Pointnet++ 网络结构以及代码实现

COOLRANEN

已于 2023-07-25 16:41:29 修改

阅读量1.1k

点赞数 1

分类专栏： 3维点云文章标签：深度学习人工智能

于 2023-07-20 17:26:37 首次发布

本文链接：https://blog.csdn.net/m0_57122465/article/details/131826764

版权

3维点云专栏收录该内容

3 篇文章 2 订阅

订阅专栏

pointnet++通过分层特征学习提升对点云局部结构的识别，包括最远点采样、分组和特征提取步骤。在分类任务中，它使用setabstraction层结合pointnet。在分割任务中，利用特征传播策略进行上采样和特征融合。

摘要由CSDN通过智能技术生成

前言：

pointnet++是在pointnet的基础上发展而来的，而pointnet对于局部结构的识别能力有所缺陷，从pointnet的网络我们也可以看出，pointnet（如图一）是对整体的特征进行了maxpooling操作，忽略了局部特征，而pointnet++采用了一个叫深度的层次特征学习模式以提高局部结构的识别能力。
具体细节还请参考论文：

PointNet++: Deep Hierarchical Feature Learning on Point Sets in a Metric Space

https://proceedings.neurips.cc/paper_files/paper/2017/file/d8bf84be3800d12f74d8b05e9b89836f-Paper.pdf

图一：

pointnet++的网络结构

一、分类任务

1.1 分层抽取特征（set abstraction）

1.1.1sampling：在点云中采样作为中心点，采用最远点采样法（farthest point sampling）

点云的数量为N，批次为B，需要采取npoint个中心点，xyz的第三个维度代表点云集的xyz空间坐标数据

最远点采样的步骤为：

1.初始化中心点centroids为[B,npoints]维度的全0张量，初始化距离distance全为10的10次方维度为[B,N]的张量，farthest初始化为随机从N个点选取的一个点。

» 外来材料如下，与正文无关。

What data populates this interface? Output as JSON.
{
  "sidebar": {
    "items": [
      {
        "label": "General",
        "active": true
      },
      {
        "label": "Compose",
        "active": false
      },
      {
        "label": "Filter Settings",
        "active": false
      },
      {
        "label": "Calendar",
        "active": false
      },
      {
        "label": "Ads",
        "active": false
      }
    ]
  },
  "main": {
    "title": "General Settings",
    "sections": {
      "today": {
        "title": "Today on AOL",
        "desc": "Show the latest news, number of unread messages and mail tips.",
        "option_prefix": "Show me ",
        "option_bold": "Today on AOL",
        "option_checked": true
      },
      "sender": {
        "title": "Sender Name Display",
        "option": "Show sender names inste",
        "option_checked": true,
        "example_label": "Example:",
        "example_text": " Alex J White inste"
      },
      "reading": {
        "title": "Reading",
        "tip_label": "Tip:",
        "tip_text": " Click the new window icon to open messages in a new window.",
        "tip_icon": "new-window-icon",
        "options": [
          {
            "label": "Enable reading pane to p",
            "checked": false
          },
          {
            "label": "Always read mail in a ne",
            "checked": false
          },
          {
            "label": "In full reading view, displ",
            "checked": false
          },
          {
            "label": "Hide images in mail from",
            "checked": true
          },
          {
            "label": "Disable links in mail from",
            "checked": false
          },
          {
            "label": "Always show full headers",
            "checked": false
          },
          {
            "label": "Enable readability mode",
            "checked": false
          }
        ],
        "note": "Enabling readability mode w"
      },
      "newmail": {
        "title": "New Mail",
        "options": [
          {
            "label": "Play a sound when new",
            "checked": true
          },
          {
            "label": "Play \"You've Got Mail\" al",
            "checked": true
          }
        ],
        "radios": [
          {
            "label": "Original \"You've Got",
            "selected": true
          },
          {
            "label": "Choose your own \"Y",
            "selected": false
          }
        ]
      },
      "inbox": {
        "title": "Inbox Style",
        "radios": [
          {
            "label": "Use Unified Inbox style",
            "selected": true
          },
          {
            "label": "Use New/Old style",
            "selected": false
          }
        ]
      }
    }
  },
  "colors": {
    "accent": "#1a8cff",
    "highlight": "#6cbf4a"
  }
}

2.首先先将随机初始点为最远值作为第一个中心点，然后就算点云中每个点与第一个中心点的距离，存在dist的中，这里采用的是欧式距离，公式举例为（x1-x2）**2+(y1-y2)**2+(z1-z2)**2，就是两点各个坐标的差值平方和。然后将此距离与distance做比较，将距离张量dist中小于distance中对应位置的值的距离更新到distance张量中。取distance中的最大值作为最远值点，centroids中更新为储存着第一个和第二个中心点，然后重复上面操作，依次以更新后的farthest点作为中心点，计算距离，取样，直到取到npoint个数的点为止。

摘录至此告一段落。